Factors that influence the severity of culture or reverse culture shock include how much ‘control’ you feel over your experiences, intrapersonal factors like age or experience, tolerance and/or personal appearance play a part (Steward & Leggat, 1998, p. 85). Other biological factors that determine the degree of impact include your physical health and wellbeing, the impact of biorhythmic disruption from change of altitude, climate or pathogens (Steward & Leggat, 1998, p. 85). There is also the ‘spatial-temporal’ factors such as the length of time spent away, and just how diverse the culture was in terms of dress, food, customs, religious or spiritual differences (Steward & Leggat, 1998, p. 85). And finally, interpersonal aspects such as your personal social networks and financial health play a role in how much the impact is felt (Steward & Leggat, 1998, p. 85).

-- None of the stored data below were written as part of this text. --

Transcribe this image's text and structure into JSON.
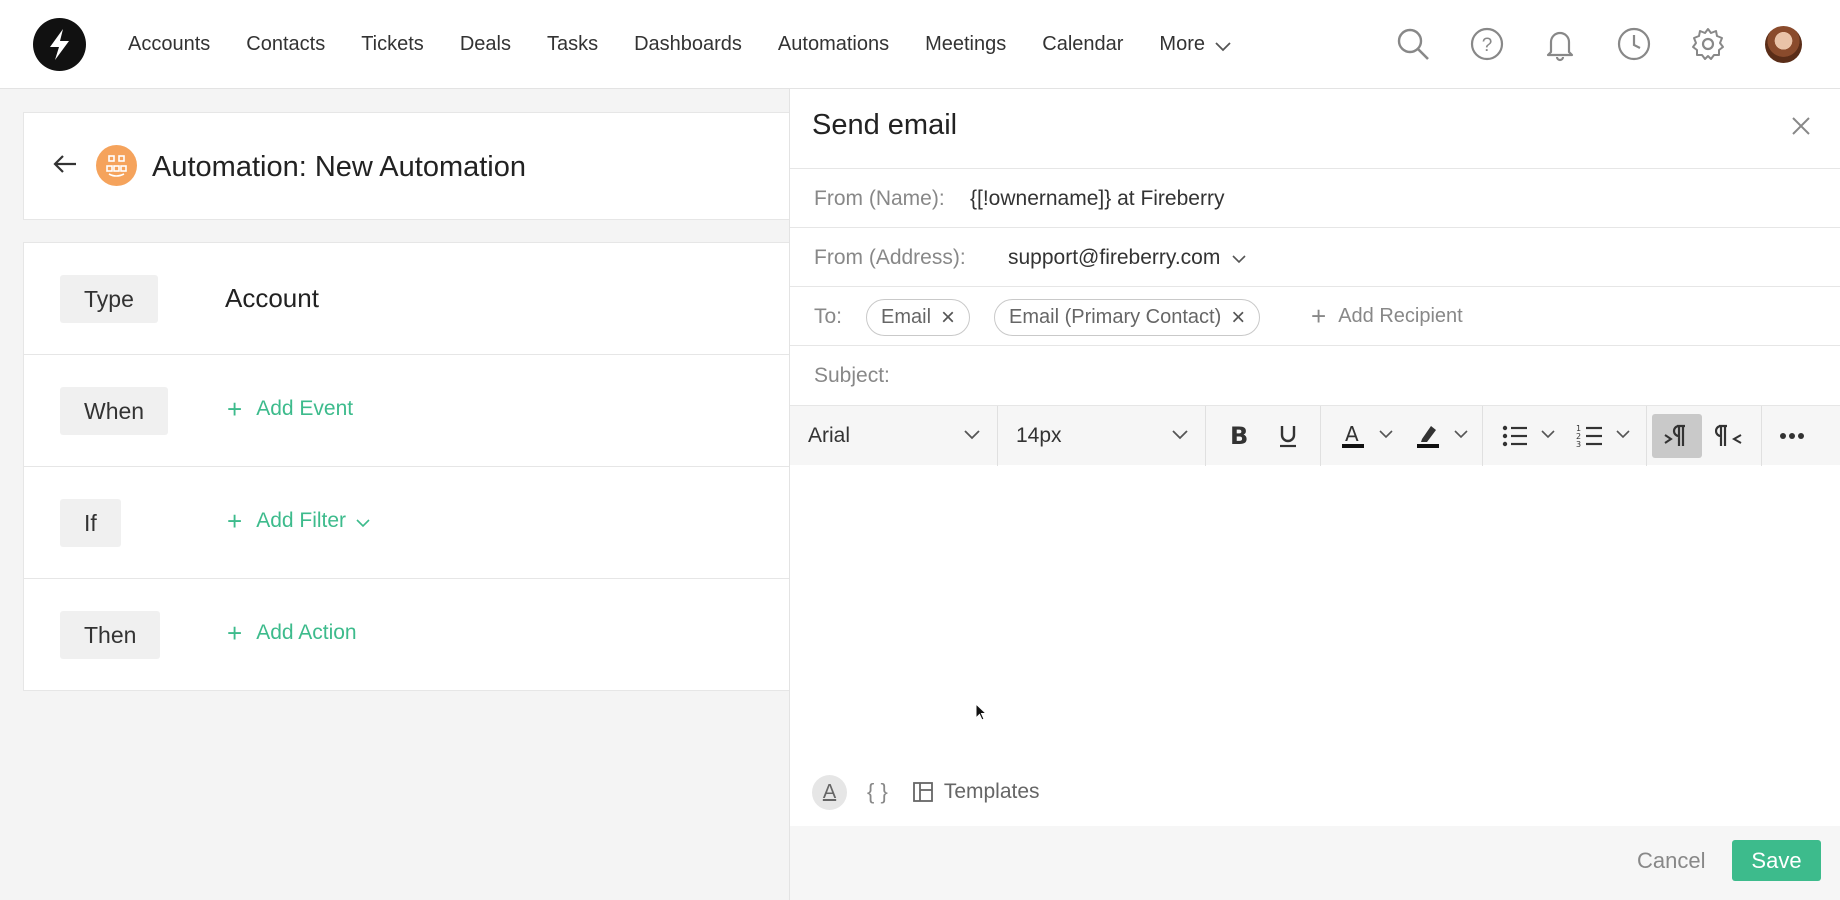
{
  "nav": {
    "items": [
      "Accounts",
      "Contacts",
      "Tickets",
      "Deals",
      "Tasks",
      "Dashboards",
      "Automations",
      "Meetings",
      "Calendar"
    ],
    "more_label": "More",
    "icons": [
      "search-icon",
      "help-icon",
      "bell-icon",
      "clock-icon",
      "gear-icon"
    ]
  },
  "automation": {
    "title": "Automation: New Automation",
    "rows": {
      "type_label": "Type",
      "type_value": "Account",
      "when_label": "When",
      "when_action": "Add Event",
      "if_label": "If",
      "if_action": "Add Filter",
      "then_label": "Then",
      "then_action": "Add Action"
    }
  },
  "email_panel": {
    "title": "Send email",
    "from_name_label": "From (Name):",
    "from_name_value": "{[!ownername]} at Fireberry",
    "from_address_label": "From (Address):",
    "from_address_value": "support@fireberry.com",
    "to_label": "To:",
    "recipients": [
      "Email",
      "Email (Primary Contact)"
    ],
    "add_recipient": "Add Recipient",
    "subject_label": "Subject:",
    "subject_value": "",
    "toolbar": {
      "font": "Arial",
      "size": "14px"
    },
    "templates_label": "Templates",
    "braces_label": "{ }",
    "text_format_label": "A",
    "cancel_label": "Cancel",
    "save_label": "Save"
  },
  "colors": {
    "accent": "#3dbb8c",
    "automation_icon": "#f5a35c"
  }
}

One of our World Central Mentors Yarran coined our remote Indigenous communities the ‘fourth world’… as it illustrates the parameters of how many of our remote Australian societies do not fall within 1stor 3rdworld categories, but a world of its own; within a first world.

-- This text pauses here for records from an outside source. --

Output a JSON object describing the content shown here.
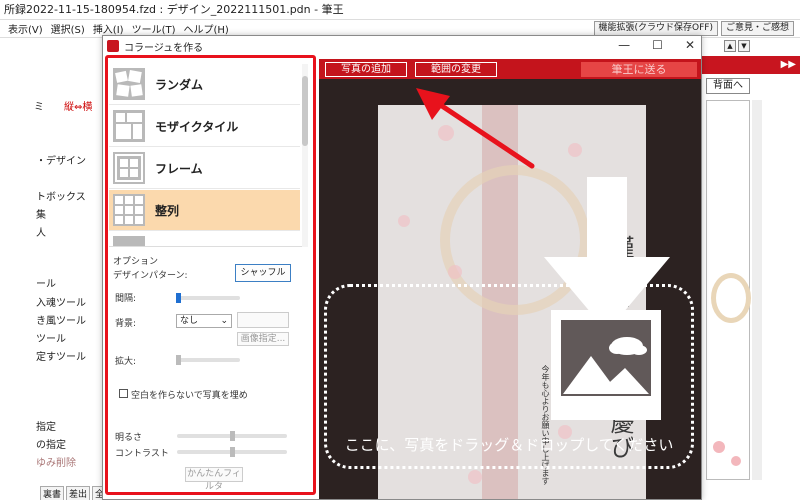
{
  "main_window": {
    "title": "所録2022-11-15-180954.fzd : デザイン_2022111501.pdn - 筆王",
    "menu": [
      "表示(V)",
      "選択(S)",
      "挿入(I)",
      "ツール(T)",
      "ヘルプ(H)"
    ],
    "top_buttons": [
      "機能拡張(クラウド保存OFF)",
      "ご意見・ご感想"
    ],
    "right_header": "▶▶",
    "back_button": "背面へ",
    "left_items": [
      "ミ",
      "縦⇔横",
      "・デザイン",
      "トボックス",
      "集",
      "人",
      "ール",
      "入魂ツール",
      "き風ツール",
      "ツール",
      "定すツール",
      "指定",
      "の指定",
      "ゆみ削除"
    ],
    "bottom_tabs": [
      "裏書",
      "差出",
      "全体"
    ]
  },
  "dialog": {
    "title": "コラージュを作る",
    "window_controls": [
      "—",
      "☐",
      "✕"
    ],
    "styles": [
      {
        "label": "ランダム",
        "icon": "random-collage-icon",
        "selected": false
      },
      {
        "label": "モザイクタイル",
        "icon": "mosaic-tile-icon",
        "selected": false
      },
      {
        "label": "フレーム",
        "icon": "frame-collage-icon",
        "selected": false
      },
      {
        "label": "整列",
        "icon": "grid-align-icon",
        "selected": true
      }
    ],
    "options": {
      "heading": "オプション",
      "design_pattern_label": "デザインパターン:",
      "shuffle_label": "シャッフル",
      "spacing_label": "間隔:",
      "spacing_value": 0.0,
      "background_label": "背景:",
      "background_value": "なし",
      "image_select_label": "画像指定...",
      "zoom_label": "拡大:",
      "no_gap_label": "空白を作らないで写真を埋め",
      "brightness_label": "明るさ",
      "brightness_value": 0.5,
      "contrast_label": "コントラスト",
      "contrast_value": 0.5,
      "easy_filter_label": "かんたんフィルタ"
    },
    "canvas": {
      "add_photo_label": "写真の追加",
      "change_range_label": "範囲の変更",
      "send_label": "筆王に送る",
      "greeting_text": "謹んで新春のお慶びを申し上げます",
      "small_text": "今年も心よりお願い申し上げます",
      "drop_hint": "ここに、写真をドラッグ＆ドロップしてください"
    }
  },
  "colors": {
    "brand_red": "#c4141c",
    "highlight_red": "#e8121c",
    "selected_item": "#fbd9ad",
    "canvas_bg": "#2c2221",
    "slider_blue": "#1f6fd1"
  }
}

If you are reading this and are the family, friend or loved one of a non-Indigenous ‘Two-Way’ leader, who lives and works in remote Indigenous community service delivery, you too can become more educated and aware by taking advantage of our free Central Axis subscription; developing your ability to engage in ‘active listening’, and even planning a trip out to spend some slow-time on community.
You might also be surprised at how much spending time on community may enrich your loved-one’s life and work out-bush, as generally speaking, remote Indigenous Australian families are interested to learn where non-local people come from and the family you belong to. This is largely due to the fact that many remote traditional communities are based on complex family systems which gives all blood and non-blood relations within a community a recognised position, in the order of the whole and in relationship to each other.

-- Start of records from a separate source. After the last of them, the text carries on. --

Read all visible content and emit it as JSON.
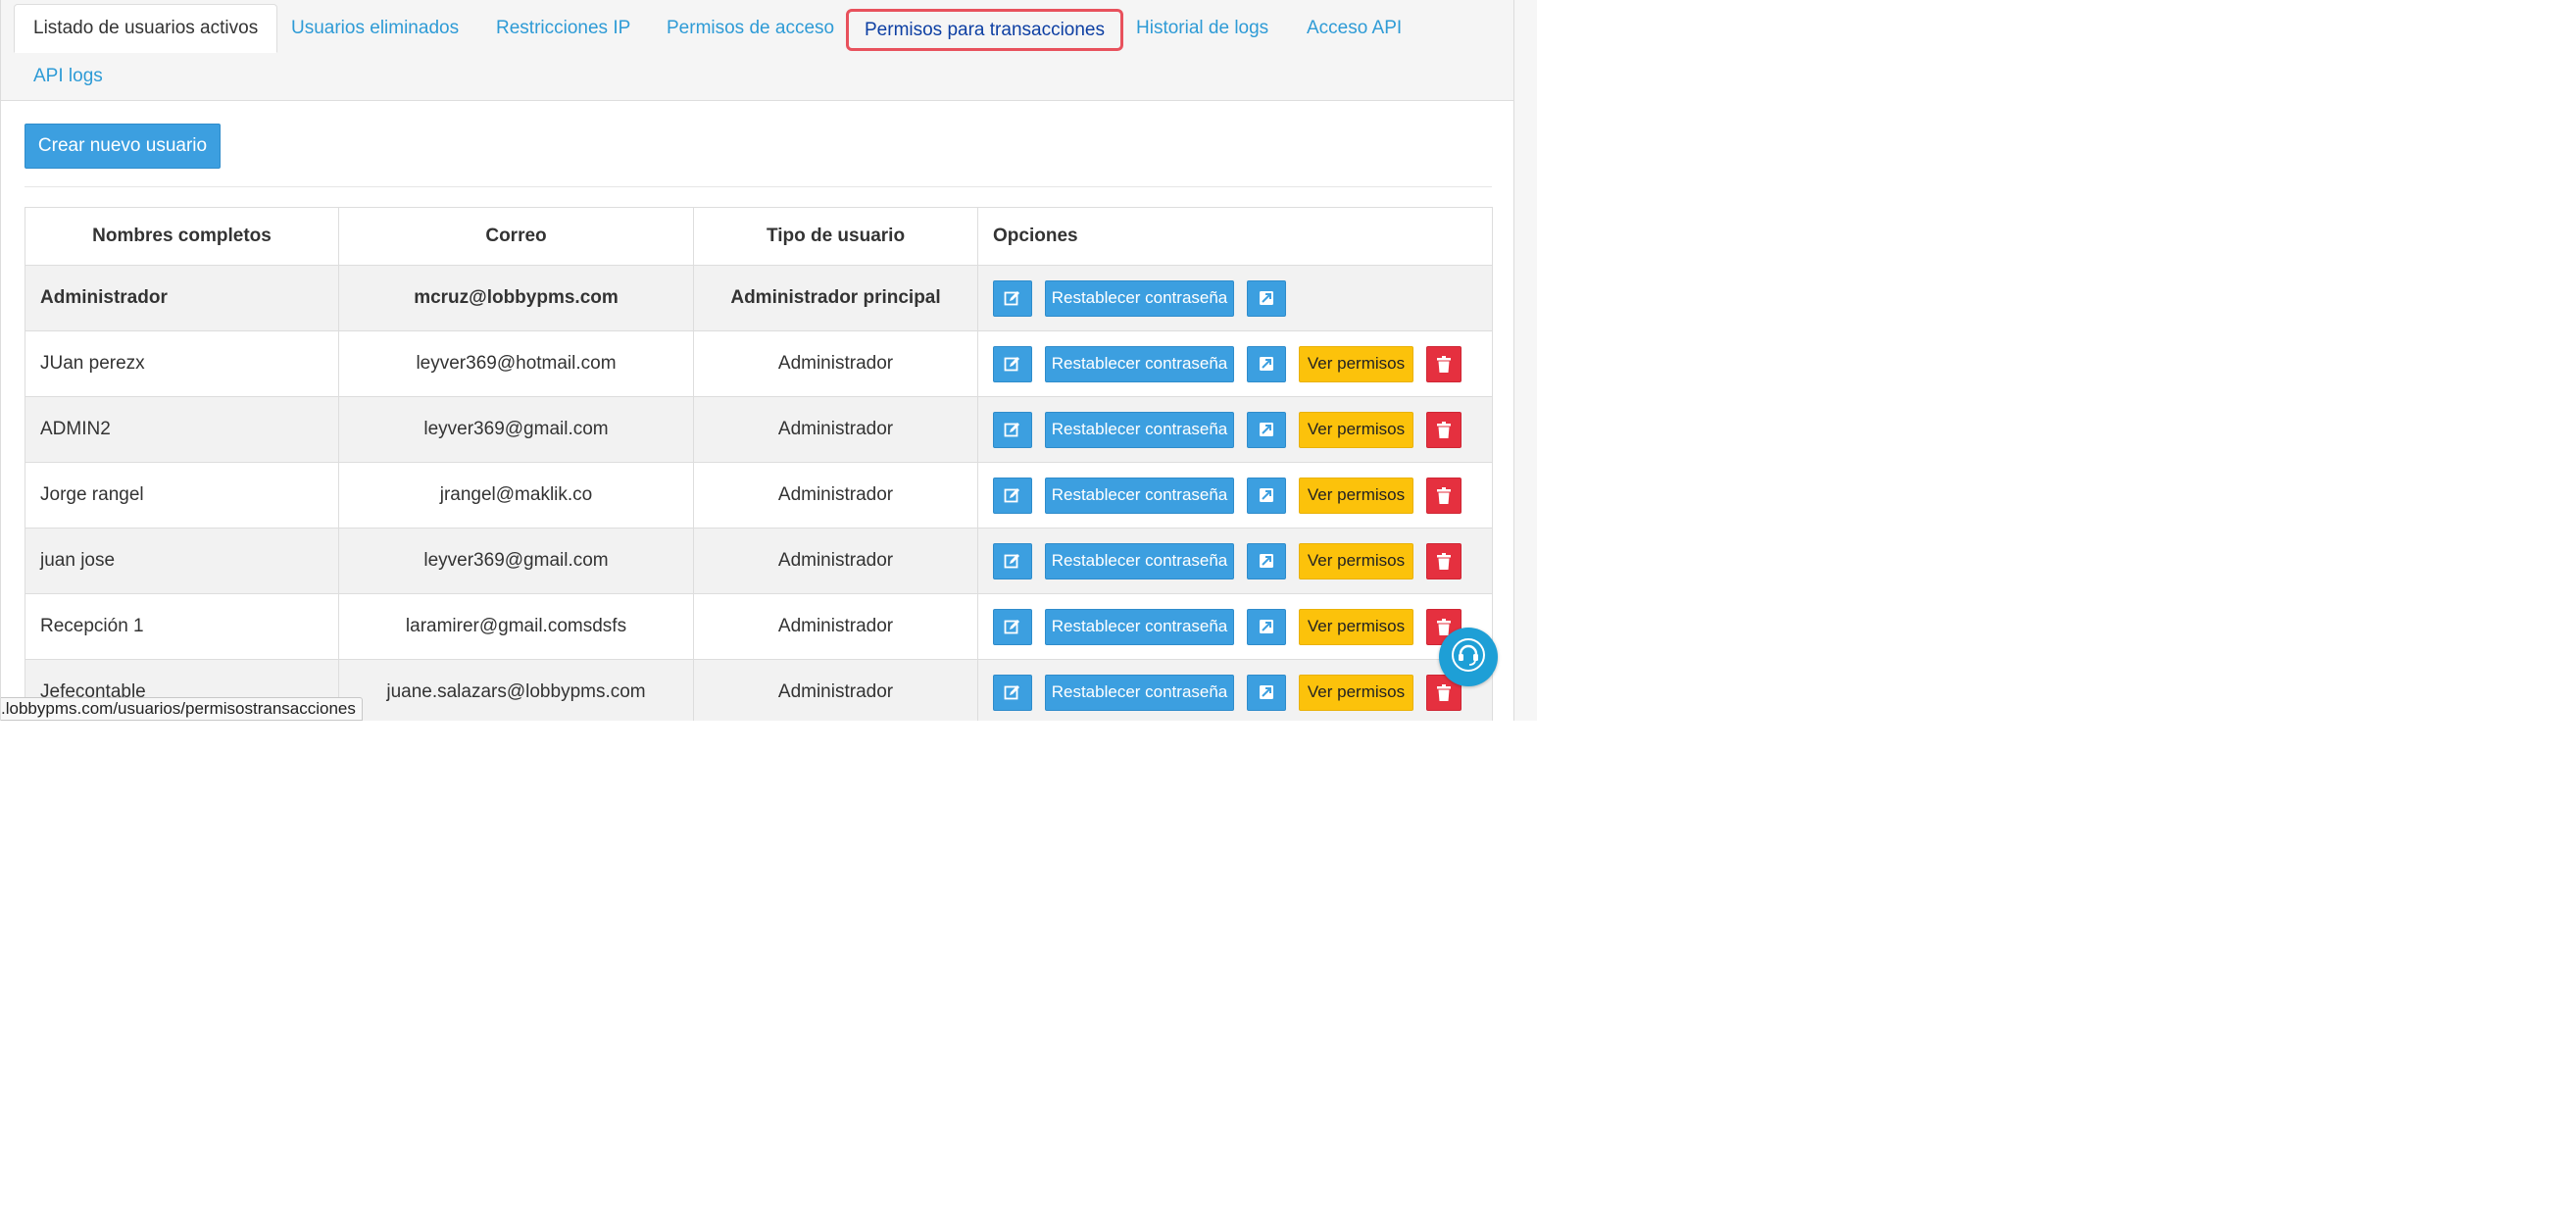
{
  "tabs": [
    {
      "label": "Listado de usuarios activos",
      "state": "active"
    },
    {
      "label": "Usuarios eliminados",
      "state": "normal"
    },
    {
      "label": "Restricciones IP",
      "state": "normal"
    },
    {
      "label": "Permisos de acceso",
      "state": "normal"
    },
    {
      "label": "Permisos para transacciones",
      "state": "highlighted"
    },
    {
      "label": "Historial de logs",
      "state": "normal"
    },
    {
      "label": "Acceso API",
      "state": "normal"
    },
    {
      "label": "API logs",
      "state": "normal"
    }
  ],
  "toolbar": {
    "create_label": "Crear nuevo usuario"
  },
  "table": {
    "headers": {
      "name": "Nombres completos",
      "email": "Correo",
      "type": "Tipo de usuario",
      "options": "Opciones"
    },
    "rows": [
      {
        "name": "Administrador",
        "email": "mcruz@lobbypms.com",
        "type": "Administrador principal"
      },
      {
        "name": "JUan perezx",
        "email": "leyver369@hotmail.com",
        "type": "Administrador"
      },
      {
        "name": "ADMIN2",
        "email": "leyver369@gmail.com",
        "type": "Administrador"
      },
      {
        "name": "Jorge rangel",
        "email": "jrangel@maklik.co",
        "type": "Administrador"
      },
      {
        "name": "juan jose",
        "email": "leyver369@gmail.com",
        "type": "Administrador"
      },
      {
        "name": "Recepción 1",
        "email": "laramirer@gmail.comsdsfs",
        "type": "Administrador"
      },
      {
        "name": "Jefecontable",
        "email": "juane.salazars@lobbypms.com",
        "type": "Administrador"
      }
    ],
    "actions": {
      "reset_label": "Restablecer contraseña",
      "permissions_label": "Ver permisos"
    }
  },
  "status_bar": {
    "url": ".lobbypms.com/usuarios/permisostransacciones"
  },
  "icons": {
    "edit": "edit-icon",
    "image": "image-icon",
    "delete": "trash-icon",
    "support": "headset-icon"
  },
  "colors": {
    "primary": "#3c9fe0",
    "warning": "#fcc20b",
    "danger": "#e5303f",
    "highlight": "#e8515c",
    "link": "#2e9bd6"
  }
}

We require a great deal more research to spread awareness on Australian remote practice, and the limited relevant academic studies or research in this area generally comes from New Zealand or Canada (Zapf, 1993, pp. 694-704). As you are aware, at World Central we have begun developing resources in this area and providing access to quality articles – however until we gain real funds in research, we can only scratch the surface on many areas of importance in remote practice in this specific context.
This is yet another reason why we created our ‘Two-Way Leadership’ Support, to share rich lived-experienced and knowledge in real-time through our Mentor and support services, from those who have years of experience.
Madden, S. 2020
Steward, L. & Leggat, P. A. (1998). Culture Shock and Travelers. Journal of Travel Medicine, 5(2), pp. 84-88. Doi: https://doi-org.alumniproxy.library.qut.edu.au/10.1111/j.1708-8305.1998.tb00469.x
Zapf, M. K. (1993). Remote Practice and Culture Shock: Social Workers Moving to Isolated Northern Regions. Social Work, 38(6), pp. 694–704. Doi: https://doi-org.alumniproxy.library.qut.edu.au/10.1093/sw/38.6.694
Wallen, V. (1967). Culture Shock and the Problem of Adjustment to a New Overseas Environment. Military Medicine, 132(9), pp. 722–725. Doi: https://doi-org.alumniproxy.library.qut.edu.au/10.1093/milmed/132.9.722
References also made to knowledge based on lived-experience.